Heineken Malaysia Bhd Rebasing For A Better 2024F: CGSCIMB Says Add

Healthy consumer sentiment, improved economic activity, and rising tourist arrivals in 2024F are potential re-rating catalysts seen for Heineken Malaysia Bhd (Heineken Malaysia).

CGSCIMB, in its Company Note today (Jan 26) said they reiterate Add on Heineken Malaysia with an unchanged GGM-derived target price of RM29.75, providing 23.5% upside potential.

CGSCIMB thinks at 17.3x FY24F P/E, valuations are undemanding vs. consumer staple peers and historical trading range, with a 5.8% FY24F dividend yield.

Looking forward to 2024F

With 6.5% yoy growth in Malaysian private consumption baked into their economics team’s forecast, CGSCIMB expects the demand for alcoholic beverages, including beer, to grow in 2024F.

CGSCIMB estimates factor in 4.5% yoy growth in Heineken Malaysia’s FY24F revenues, driving 7.4% yoy core net profit growth. Upside risks could come from stronger-than-expected tourist arrivals, a buoyant stock market (CGS’s end-2024F KLCI target of 1,755 pts) and a stronger RM in 2024F vs. US$, all of which would be supportive of stronger revenue growth for Heineken Malaysia.

Seasonal uptick but not pronounced enough

CGSCIMB reduces their FY23F/24F/25F revenue projections for Heineken Malaysia by 4.7%/4.2%/3.8%. Checks with F&B operators suggest that while there was a seasonal pick-up in sales in 4Q24F, the uptick was not pronounced enough to meet their previous expectations of a 2.3% yoy revenue decline in FY23F, after a 7.5% yoy decline in 9MFY23.

CGSCIMB ‘s new estimates imply a 5.5% yoy decline in 4Q23F revenues.

CGSCIMB have however raised their FY24F/25F revenue growth forecasts to 4.5% p.a., from 4.0% p.a. previously and their FY23F/24F/25F core net profit forecasts have been reduced by 5.4/4.9/4.3% as a result of the lower revenue estimates.

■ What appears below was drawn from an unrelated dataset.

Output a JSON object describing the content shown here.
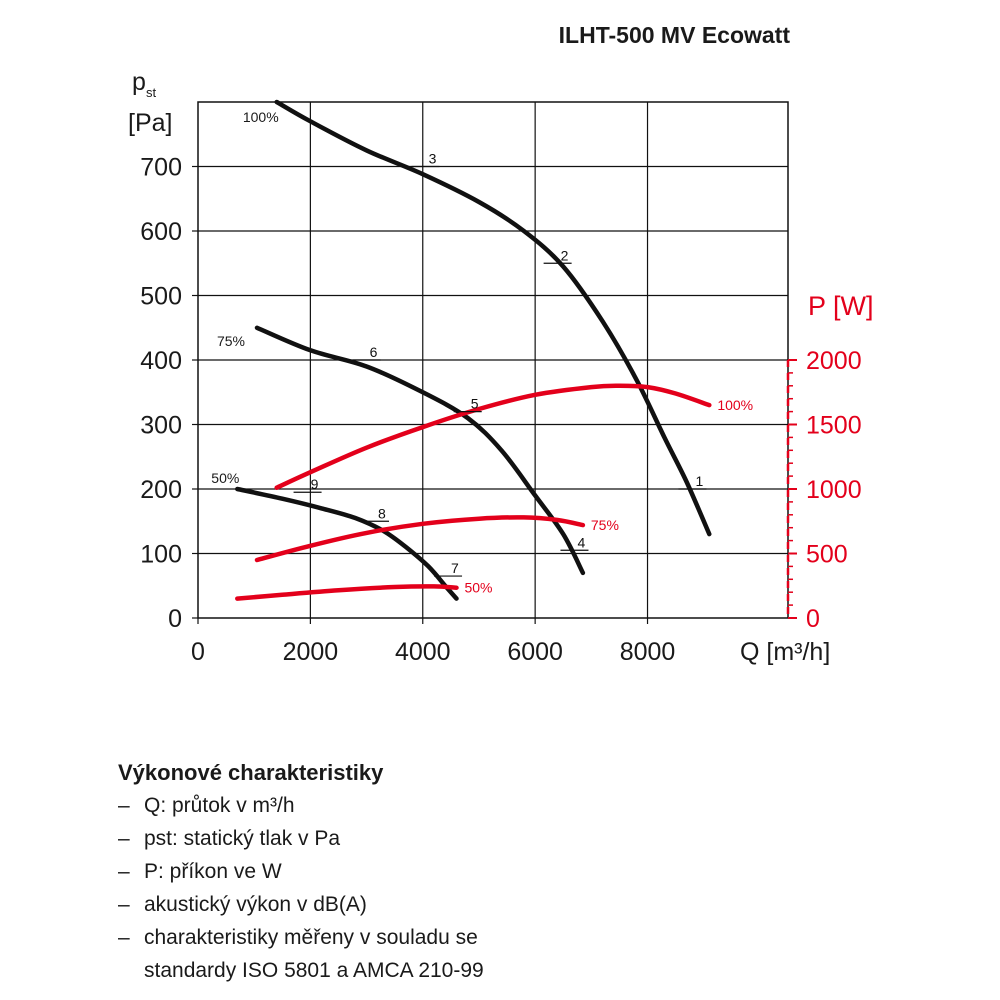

Reiterate Add with TP of RM29.75

CGSCIMB reiterates their Add call on Heineken Malaysia with an unchanged Gordon Growth Model-derived target price of RM29.75 (ROE 96%, COE 9%, growth 4%) as a roll forward our basis period mitigates the impact of reduced profit estimates.

At 17.3x FY24F P/E, Heineken Malaysia’s shares are trading at just above -0.5 s.d. of its post-2010 trading range and are attractively valued vs. consumer staples under their coverage.

Additionally, its FY24F dividend yield of 5.8% is also attractive vs. this peer group.

Key downside risks would be 1) a continued slowdown in beer consumption, 2) increased competition driving marketing spend and 3) a sharp increase in raw material costs in a weak demand environment, CGSCIMB added.